6. It also appears that sections 155, 156 and 200, Cr. PC cater for three different situations: Section 155(2) directs that the police will not start investigation in a non-cognizable offence and refer the informant to the Magistrate. Sub-section (2) thereof provides that the police may investigate in a non-cognizable offence under an order of the Magistrate; Section 156 refers investigation by the police in a cognizable offence either suo moto or under the direction of the Court and Section 200 refers to cognizable of a case to be taken by the Magistrate on a private complaint and under Section 202 the Magistrate may direct the police to investigate even in a non-cognizable case where cognizance has been taken on a private complaint. In these circumstances, I am clearly of the opinion that the contention raised by the learned Counsel challenging the order of learned Magistrate dated May 21, 1985, is of no substance and, therefore, the order passed by the learned Magistrate does not call for any interference.
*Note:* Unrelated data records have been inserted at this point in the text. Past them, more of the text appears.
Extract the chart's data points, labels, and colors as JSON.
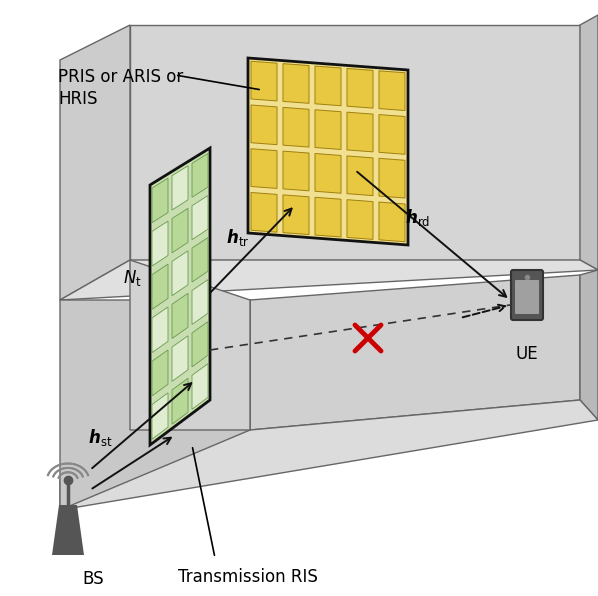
{
  "bg_color": "#ffffff",
  "wall_light": "#d8d8d8",
  "wall_mid": "#c8c8c8",
  "wall_dark": "#b8b8b8",
  "wall_edge": "#666666",
  "ris_reflect_bg": "#f0e090",
  "ris_reflect_cell": "#e8c840",
  "ris_reflect_border": "#a08010",
  "ris_transmit_bg": "#c8ddb0",
  "ris_transmit_cell_a": "#c0d8a0",
  "ris_transmit_cell_b": "#e8f0e0",
  "panel_frame": "#111111",
  "arrow_color": "#111111",
  "cross_color": "#cc0000",
  "bs_color": "#555555",
  "wave_color": "#888888",
  "ue_color": "#555555",
  "label_reflect": "PRIS or ARIS or\nHRIS",
  "label_hrd": "$\\boldsymbol{h}_{\\rm rd}$",
  "label_htr": "$\\boldsymbol{h}_{\\rm tr}$",
  "label_hst": "$\\boldsymbol{h}_{\\rm st}$",
  "label_Nt": "$N_{\\rm t}$",
  "label_BS": "BS",
  "label_UE": "UE",
  "label_trans": "Transmission RIS"
}
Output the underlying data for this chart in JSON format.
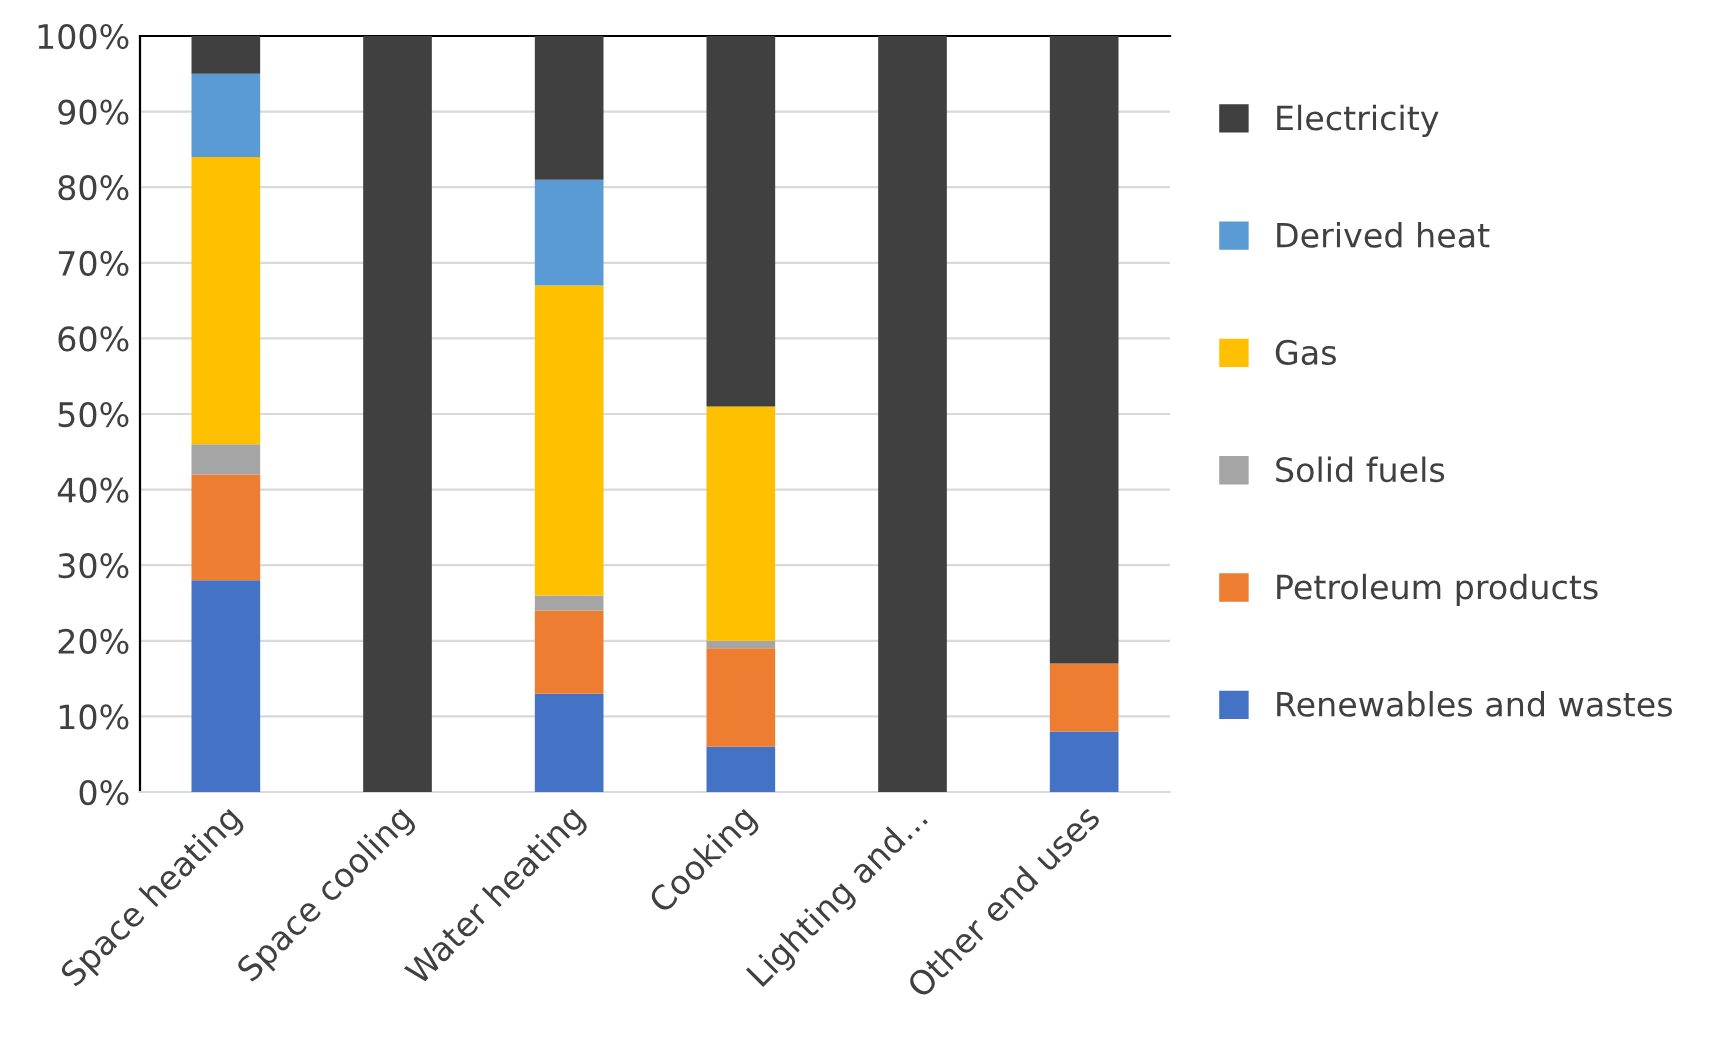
{
  "chart_data": {
    "type": "bar",
    "stacked": true,
    "categories": [
      "Space heating",
      "Space cooling",
      "Water heating",
      "Cooking",
      "Lighting and...",
      "Other end uses"
    ],
    "series": [
      {
        "name": "Renewables and wastes",
        "color": "#4472c4",
        "values": [
          28,
          0,
          13,
          6,
          0,
          8
        ]
      },
      {
        "name": "Petroleum products",
        "color": "#ed7d31",
        "values": [
          14,
          0,
          11,
          13,
          0,
          9
        ]
      },
      {
        "name": "Solid fuels",
        "color": "#a5a5a5",
        "values": [
          4,
          0,
          2,
          1,
          0,
          0
        ]
      },
      {
        "name": "Gas",
        "color": "#ffc000",
        "values": [
          38,
          0,
          41,
          31,
          0,
          0
        ]
      },
      {
        "name": "Derived heat",
        "color": "#5b9bd5",
        "values": [
          11,
          0,
          14,
          0,
          0,
          0
        ]
      },
      {
        "name": "Electricity",
        "color": "#404040",
        "values": [
          5,
          100,
          19,
          49,
          100,
          83
        ]
      }
    ],
    "ylim": [
      0,
      100
    ],
    "yticks": [
      {
        "value": 0,
        "label": "0%"
      },
      {
        "value": 10,
        "label": "10%"
      },
      {
        "value": 20,
        "label": "20%"
      },
      {
        "value": 30,
        "label": "30%"
      },
      {
        "value": 40,
        "label": "40%"
      },
      {
        "value": 50,
        "label": "50%"
      },
      {
        "value": 60,
        "label": "60%"
      },
      {
        "value": 70,
        "label": "70%"
      },
      {
        "value": 80,
        "label": "80%"
      },
      {
        "value": 90,
        "label": "90%"
      },
      {
        "value": 100,
        "label": "100%"
      }
    ],
    "grid": "y",
    "legend": "right"
  }
}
7. When the order dated May 21, 1985 is a valid order, on the report submitted by the police as a result of the investigation made by it under Section 155(2) Cr. PC the learned Magistrate was fully competent to take cognizance on the basis of such a report and, therefore, that order also does not call for interference.
8. Before parting with this case, I shall take this opportunity to sound a note of caution to the Magistrates that this course of directing an investigation by the police in a cognizable case under Section 155(2), Cr PC is not to be taken as a routine and a handle to aviod taking cognizance of complaints Section 200 Cr. PC to avoid the process of examining the complainant and his witnesses. Such a course should be adopted sparingly and only in such cases in which it may be very difficult and improbable if not impossible for a private party to collect the necessary material and put the same before the Magistrate even for the purpose of enabling him to take cognizance on a private complaint What has been decided above is that the Magistrate has power to direct investigation by the police in a non-cognizable case on the request of a private party or suo moto and not necessarily at the instance of the police but it should not be taken to mean that in each and every such case, he may resort to this. As already stated above, this power has to be exercised sparingly and rarely in very special case, the nature of which has been mentioned above.
9. The result, therefore, is that this application fails and is, hereby, rejected.